Discussion:
[linux-lvm] Check of pool ernie/cache failed (status:1). Manual repair required!
Dennis Schridde
2018-05-12 11:30:36 UTC
Permalink
Hello!
# lvchange -ay ernie/system
Check of pool ernie/cache failed (status:1). Manual repair required!
# lvconvert --repair ernie/system
bad checksum in superblock
Repair of cache metadata volume of cache ernie/system failed (status:1).
Manual repair required!
How do I recover from this situation and repair the volume group?
For a full log, including the output of pvdisplay, vgdisplay and lvdisplay
-a, please see attached log file. If more information is necessary, please
ask.
I am using one of the infamous AMD Ryzen 2400G with an AMD B350 chipset,
which suffers from random lockups related to CPU C-states [1]. With the
recent AGESA 1.0.0.2a firmware update and the introduction of the "Power
Supply Idle Control = Typical Current Idle" setting, the system is stable,
if it boots at all. But it often takes several attempts to boot -- the
failed attempts ending in weird firmware / EFI or CPU / idle related Linux
kernel stack traces, which sometimes even require a hard reset, since
soft-reboot (ctrl+alt +del) sometimes has no effect, because init dies.
This was such a situation, where I had to reboot (ctrl+alt+del) and reset
(hard) the system several times, at the end of which everything seemed
fine, except that dracut was timing out when activating the disks.
Debugging the situation using a Fedora 28 live system resulted in the
attached log file.
--Dennis
[1]: https://bugzilla.kernel.org/show_bug.cgi?id=196683
P.S. I already found older posts [2,3] describing a similar scenario. At the
time a recovery was impossible for the user, but it seems that the situation
improved somewhat since then. However, I am still stick, with `lvconvert --
repair` asking me to repair "manually" (whatever that means), `cache_dump --
repair` not being able to operate on non-active LVs and LVM refusing to
activate the LV as long as it has not been repaired.
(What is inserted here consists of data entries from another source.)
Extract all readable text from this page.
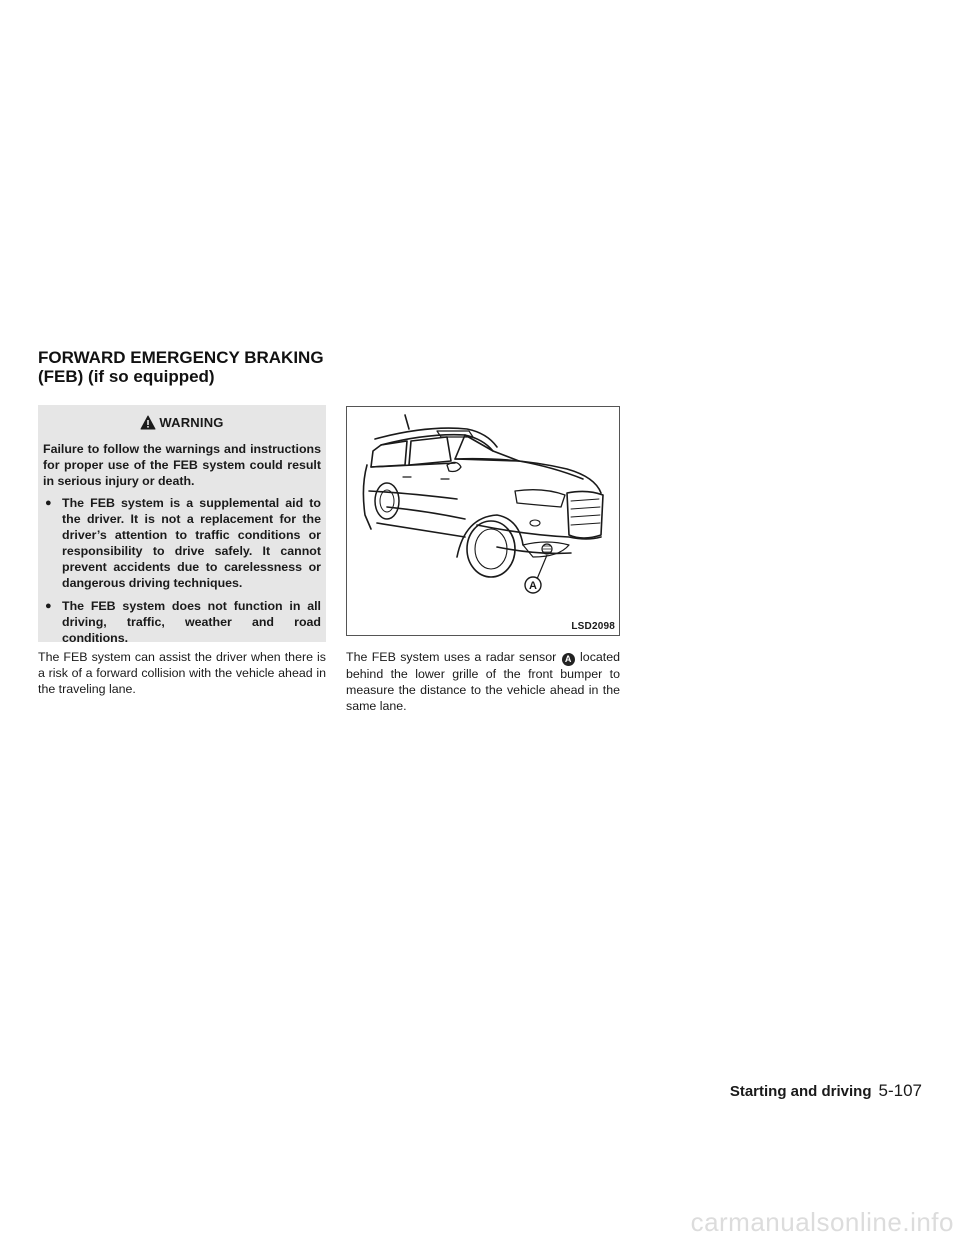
FORWARD EMERGENCY BRAKING
(FEB) (if so equipped)
WARNING

Failure to follow the warnings and instructions for proper use of the FEB system could result in serious injury or death.

● The FEB system is a supplemental aid to the driver. It is not a replacement for the driver’s attention to traffic conditions or responsibility to drive safely. It cannot prevent accidents due to carelessness or dangerous driving techniques.
● The FEB system does not function in all driving, traffic, weather and road conditions.

The FEB system can assist the driver when there is a risk of a forward collision with the vehicle ahead in the traveling lane.

A
LSD2098

The FEB system uses a radar sensor A located behind the lower grille of the front bumper to measure the distance to the vehicle ahead in the same lane.

Starting and driving 5-107
carmanualsonline.info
[2]: https://www.redhat.com/archives/linux-lvm/2016-December/msg00013.html
[3]: https://www.redhat.com/archives/linux-lvm/2015-August/msg00008.html
Dennis Schridde
2018-05-15 08:11:36 UTC
Permalink
Hello!

In case the question comes up: Fedora 28 (the live system I am trying to use
for recovery) is using Linux 4.16.3-301.fc28 and `lvm version`:
LVM version 2.02.177(2)
Library version 1.02.146
Driver version 4.37.0

The system I was originally using to break the cache was using Linux 4.16.7-
gentoo, and `LD_LIBRARY_PATH=$PWD/lib64 ./bin/lvm version` from its initrd
reports (running on the Fedora 28 live system):
LVM version: 2.02.173(2)
Library version: 1.02.142
Driver version: 4.37.0

Could someone please give me a hint what is actually broken here? Is it just
the metadata? If so, how can that break -- shouldn't that metadata never be
modified after creating the LV? And could it not be recovered from /etc/lvm/
archive? What does "manual repair" mean in detail? Is there some way to
recover the cache? Or is it at least possible to uncache the LV forcibly, to
hopefully recover the data on the origin LV? What is your recommendation to
minimise data loss?

Best regards,
Dennis
Zdenek Kabelac
2018-05-15 11:15:55 UTC
Permalink
Hello!
In case the question comes up: Fedora 28 (the live system I am trying to use
LVM version 2.02.177(2)
Library version 1.02.146
Driver version 4.37.0
The system I was originally using to break the cache was using Linux 4.16.7-
gentoo, and `LD_LIBRARY_PATH=$PWD/lib64 ./bin/lvm version` from its initrd
LVM version: 2.02.173(2)
Library version: 1.02.142
Driver version: 4.37.0
Could someone please give me a hint what is actually broken here? Is it just
the metadata? If so, how can that break -- shouldn't that metadata never be
modified after creating the LV? And could it not be recovered from /etc/lvm/
archive? What does "manual repair" mean in detail? Is there some way to
recover the cache? Or is it at least possible to uncache the LV forcibly, to
hopefully recover the data on the origin LV? What is your recommendation to
minimise data loss?
Hi


To get direct access to metadata - you could use your latest lvm2 2.02.177
build (or even 'git master'). In these recent versions there is added support
to activate directly these 'subLVs'. So with latest lvm2 you can:

lvchange -ay vg/lv_cmeta

and then you can capture content of this LV via 'dd' into file
and compress and attach 'xz' compressed to BZ.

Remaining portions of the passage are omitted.